Qualifying Events are events that will allow you, your spouse, or dependents to enroll into the plan other than your open enrollment month. Examples: marriage, birth, adoption, divorce, loss of spousal coverage. An employee has 30 days from the date of the qualifying event to add self/spouse/dependent to the plan. Don’t wait until you have received a social security number for a new baby to add them because it will typically be longer than 30 days until you receive the number.


SBC (Summary of Benefits and Coverage)

An SBC known as a summary of benefits and coverage is guided by Healthcare Reform. It highlights medical coverage, cost, limitations and expectations as well as common scenarios such as – having a baby, managing diabetes, etc.

Self-Insured Plan

A plan usually provided by larger companies, where the employer itself collects premiums from enrollees and takes on the responsibility of paying employees’ and dependents’ medical claims.

Shared Responsibility Payment

A tax penalty created by the Affordable Care Act (and in some cases by state laws). There are two types of shared responsibility payments:

  • Employer Shared Responsibility – A tax penalty imposed on businesses with 50 or more full-time employees if the businesses does not offer affordable health insurance benefits, or if the benefits offered do not provide minimum value.
  • Individual Shared Responsibility – A tax penalty imposed on individuals who didn’t have health insurance between January 1, 2014 and December 31, 2018. This was eliminated in 2019.

Short Term Health Insurance

A policy that provides medical coverage for a limited period of time, usually no longer than 12 months.

Special Enrollment Period

Limited time outside of the standard open-enrollment period in which consumers could be eligible to enroll in a health insurance plan and is typically only available within 60 days of the event.

Special Enrollment Qualifying Event

Life changing events `such as getting married, having a baby or moving.


Income-based financial assistance available to those who buy an insurance plan from state-based and federally facilitated exchanges and who earn up to 250 percent of the federal poverty level.

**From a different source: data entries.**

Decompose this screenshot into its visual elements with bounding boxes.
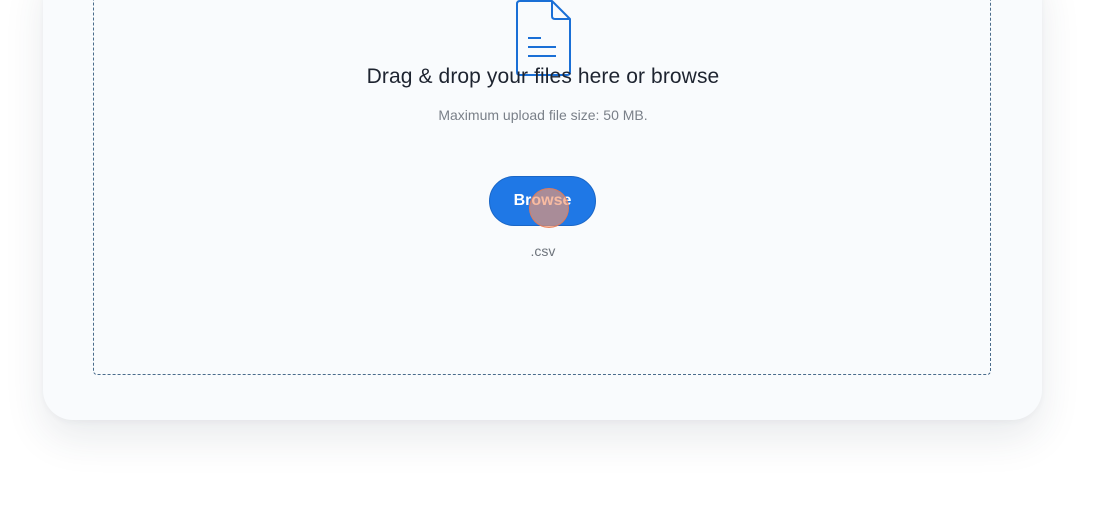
drop-headline: Drag & drop your files here or browse — [366, 65, 720, 88]
upload-card: Drag & drop your files here or browse Ma… — [43, 0, 1042, 420]
browse-button[interactable]: Browse — [489, 176, 596, 226]
page: Drag & drop your files here or browse Ma… — [0, 0, 1111, 521]
drop-zone[interactable]: Drag & drop your files here or browse Ma… — [93, 0, 991, 375]
max-size-note: Maximum upload file size: 50 MB. — [438, 107, 648, 123]
accepted-file-types: .csv — [530, 243, 556, 259]
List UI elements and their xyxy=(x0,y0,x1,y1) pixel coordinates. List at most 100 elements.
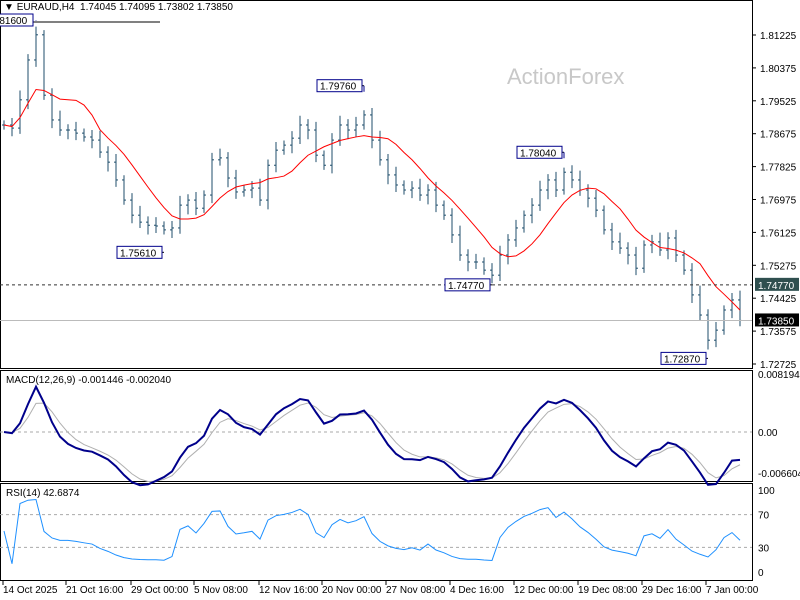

Third Party Administrator / TPA

A company or an individual that is contracted by the insurance carrier to perform some aspect of its operation, such as claims processing.


Wellness Exam

Wellness exams are covered at 100% because they are known to be a preventive maintenance. However, if you received a diagnosis while at your wellness exam it is no longer considered a wellness visit. If you receive lab work done monthly to prevent something within a diagnosis it is not considered preventive lab or wellness because a diagnosis is associated with it. For Example: If you have lab work done to manage your diabetes it would not be covered as preventive or wellness.